Of course, if our priority is to gratify some vindictive little corner of our own selves, accusation and shaming work just fine.



Thanks to a BBC World Service documentary I heard a couple of weeks ago, I became reacquainted with the work of storyteller John Henry Faulk. In the 1960's, he traveled among the Knife and Fork Clubs and similar groups in the South and Midwest with his message of how the civil rights and peace movements were actually a rebirth of the USA's founding spirit. In territory that should have been utterly hostile to his message, he often won over his audiences by respecting their decency and intelligence, and by telling stories that slipped past their defenses through humor and familiar cultural references.

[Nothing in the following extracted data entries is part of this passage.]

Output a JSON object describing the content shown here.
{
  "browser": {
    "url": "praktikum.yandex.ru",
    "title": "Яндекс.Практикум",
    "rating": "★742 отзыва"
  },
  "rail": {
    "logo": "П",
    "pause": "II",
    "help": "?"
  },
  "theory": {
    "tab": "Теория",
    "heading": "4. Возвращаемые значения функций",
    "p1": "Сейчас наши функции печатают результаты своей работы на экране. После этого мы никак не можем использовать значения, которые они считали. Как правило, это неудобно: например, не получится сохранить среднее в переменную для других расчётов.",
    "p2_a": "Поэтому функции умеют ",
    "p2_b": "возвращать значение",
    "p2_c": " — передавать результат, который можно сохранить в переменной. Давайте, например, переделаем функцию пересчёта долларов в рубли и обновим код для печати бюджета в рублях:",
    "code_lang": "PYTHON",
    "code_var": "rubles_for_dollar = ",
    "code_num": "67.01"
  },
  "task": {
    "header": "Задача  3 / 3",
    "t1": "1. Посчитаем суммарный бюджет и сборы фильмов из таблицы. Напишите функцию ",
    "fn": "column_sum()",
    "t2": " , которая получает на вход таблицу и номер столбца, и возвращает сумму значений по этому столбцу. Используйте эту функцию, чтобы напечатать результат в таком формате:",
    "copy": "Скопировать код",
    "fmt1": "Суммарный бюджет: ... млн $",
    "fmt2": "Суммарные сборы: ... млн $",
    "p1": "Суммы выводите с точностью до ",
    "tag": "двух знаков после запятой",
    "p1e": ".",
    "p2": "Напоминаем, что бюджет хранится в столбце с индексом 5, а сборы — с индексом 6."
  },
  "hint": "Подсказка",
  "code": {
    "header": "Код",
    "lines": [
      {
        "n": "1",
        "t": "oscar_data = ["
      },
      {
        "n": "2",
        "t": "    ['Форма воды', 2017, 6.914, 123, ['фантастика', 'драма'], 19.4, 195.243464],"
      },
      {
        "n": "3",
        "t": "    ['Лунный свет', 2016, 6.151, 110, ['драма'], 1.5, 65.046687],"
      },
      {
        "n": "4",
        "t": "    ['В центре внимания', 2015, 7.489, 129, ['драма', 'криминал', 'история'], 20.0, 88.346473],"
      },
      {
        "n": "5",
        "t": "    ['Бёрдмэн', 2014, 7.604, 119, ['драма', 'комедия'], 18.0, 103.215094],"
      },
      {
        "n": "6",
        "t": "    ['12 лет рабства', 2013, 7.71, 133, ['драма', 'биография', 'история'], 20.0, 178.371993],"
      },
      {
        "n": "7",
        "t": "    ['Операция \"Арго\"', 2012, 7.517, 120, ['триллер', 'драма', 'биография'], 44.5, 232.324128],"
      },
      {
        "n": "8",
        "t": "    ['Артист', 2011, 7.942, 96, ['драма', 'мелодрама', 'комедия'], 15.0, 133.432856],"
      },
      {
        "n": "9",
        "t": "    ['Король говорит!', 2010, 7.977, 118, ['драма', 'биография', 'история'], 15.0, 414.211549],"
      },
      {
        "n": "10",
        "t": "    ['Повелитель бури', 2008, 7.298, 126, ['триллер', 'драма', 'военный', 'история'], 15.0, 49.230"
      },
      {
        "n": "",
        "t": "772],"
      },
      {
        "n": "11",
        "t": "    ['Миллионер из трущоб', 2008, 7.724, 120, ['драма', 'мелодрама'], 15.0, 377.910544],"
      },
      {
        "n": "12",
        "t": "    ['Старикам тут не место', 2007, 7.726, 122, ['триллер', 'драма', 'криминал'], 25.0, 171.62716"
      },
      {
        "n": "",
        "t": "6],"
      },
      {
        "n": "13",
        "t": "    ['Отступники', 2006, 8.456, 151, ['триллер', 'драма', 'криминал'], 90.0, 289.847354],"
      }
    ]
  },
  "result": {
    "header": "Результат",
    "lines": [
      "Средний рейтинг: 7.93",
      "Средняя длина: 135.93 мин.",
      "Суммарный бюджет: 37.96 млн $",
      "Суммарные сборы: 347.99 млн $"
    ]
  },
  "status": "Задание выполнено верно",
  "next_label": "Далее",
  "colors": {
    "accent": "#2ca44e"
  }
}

Example: His fictional cousin Ed Snodgrass on the Viet Nam war and its critics....
Johnny, we go over there to Viet Nam in a Christian civilized way, trying to fight a Christian up-to-date war with flame throwers and half-tanks and bombers and napalm like God intended folks to fight wars in this day and time, and our boys are dressed up in pretty uniforms so that everybody can tell who they are, and what does old Ho Chi Minh and those Viet Congs do, come out after dark and on bicycles. You can't negotiate with people who act hateful like that. They're just tricky and they're so hard-headed. Johnny, just ask yourself this: If Jesus Christ was over there in Viet Nam today, walking the earth, honey, would he be down in them bamboo thickets and them rice paddies with a bunch of half-naked heathens, people who don't even go to church or wouldn't come to services if you personally invited them, people that don't even speak the English language, mind, you, the language that the Holy Bible was wrote in? Or would Jesus be up in those B-52's with them fine Christian boys that's been to church and know what to do with those bombs when they get over that territory?
... from this Studs Terkel broadcast on WFMT Chicago in November 1969.



Before I called you, I saw you.

Fateful days! (In Russian: the events of the revolutionary year 1917 presented in a constant stream of daily updates, social-media style. In English: the February revolution and contemporary reactions.) Will Russia celebrate?

Speaking of celebrations, Right Sharing of World Resources prepares to celebrate its 50th anniversary.